We still need carbon in our blast furnaces to produce the chemical reaction which transforms iron ore into pig iron. Although the ambition to develop a breakthrough carbonless technology is the ultimate objective for the industry, it is not yet achievable, and indeed is a long way off.
Because the world is consuming more new steel than the scrap it generates, the electric arc furnace (EAF) route, which replaces iron ore with scrap when making steel, cannot keep pace with today’s demand. According to a third-party report we commissioned on resource efficient steel production, there will only be enough obsolete scrap to enable flat products to be made from this route after 2050. The same report finds that steel made from scrap will only become predominant by 2070.
This means we will have to continue to use blast furnaces for the next half a century, unless a breakthrough technology for carbon-free steelmaking cuts that timeframe. It also means we have to find useful ways to use the carbon we generate in the meantime, through a process called carbon capture and utilisation (CCU). Our partnership with LanzaTech is helping us do this and brings me nicely onto the third prong of our circular economy approach – collaborating to reuse our by-products.
Our blast furnaces make steel, but they also make carbon, slag, dust, sludge, heat and gases for us to reuse.

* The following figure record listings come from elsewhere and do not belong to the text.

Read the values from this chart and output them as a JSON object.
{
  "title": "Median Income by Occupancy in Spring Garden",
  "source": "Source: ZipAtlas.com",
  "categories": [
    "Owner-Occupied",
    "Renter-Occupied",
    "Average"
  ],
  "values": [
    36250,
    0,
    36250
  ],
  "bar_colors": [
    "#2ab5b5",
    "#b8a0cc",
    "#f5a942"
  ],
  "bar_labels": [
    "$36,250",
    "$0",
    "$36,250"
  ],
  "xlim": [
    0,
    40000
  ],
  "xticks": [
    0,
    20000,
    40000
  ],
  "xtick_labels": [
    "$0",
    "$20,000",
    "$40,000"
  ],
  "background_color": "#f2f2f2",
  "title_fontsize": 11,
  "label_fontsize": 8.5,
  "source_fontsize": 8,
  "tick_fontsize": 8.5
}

We already share by-products like heat with local communities and use our process gases to make electricity for the national grid, but, as alluded to earlier, we are keen to do much, much more with our by-products through new partnerships.
I recently had the opportunity to talk to environmental specialists for Airbus about our collaboration with LanzaTech to recycle our carbon gases into ethanol, which then could be made into car or even jet fuel. They too are looking at this technology as a solution to their challenges. A combustible alternative to fossil fuel is very compelling for them because planes will not fly on solar energy, nor energy created from wind turbines.
We have also been repurposing other substances which had been considered waste, into usable commodities, either to use ourselves, or to sell on to others, with the objective of producing zero waste. For instance, slag can be made into cement, windscreens, insulation and fertiliser.
Ever the innovators, we’re taking the idea of reusing by-products to make useful new things a step further, thanks to the Low Carbon Technology Partnerships Initiative. We launched this in partnership with the cement and chemicals industries in November 2016. With our partners Evonik, LafargeHolcim and Solvay, we are looking for potential synergies between the manufacturing processes of these three energy intensive sectors. We’ll then collaborate to find a way to harness those synergies through cross-sector partnerships – like this one – to reduce CO2 emissions.
Another avenue we’re exploring on the theme of reuse, is new business models which promote reuse, such as leasing.
We already successfully lease sheet piles for temporary use. Leasing, rather than selling sheet piles, allows them to be reused again and again without additional processing, saving the environmental footprint of remanufacturing them into something else once they’ve served their initial purpose.
In the future, we may also lease steel for dismantlable buildings. Technically, designing such buildings for reuse is easy. The challenge is incentivising the market to lease steel for this purpose.
At the moment, a structure’s steel components only represent 2% of the cost of a building, so the market has little appetite for reusing steel in this way. For the idea to take hold, there would need to be legislation that rewards buildings with low embedded energy and carbon.
We’re working to ensure public policy helps us to transition to a circular economy. The EU Action Plan for the circular economy is playing a part in that, but that’s an article for another day.
Until then, I invite you to reflect on the products, processes and business models we as a steelmaker can adopt to drive further efficiencies, as we work our way toward becoming a zero-waste company in a zero-waste world.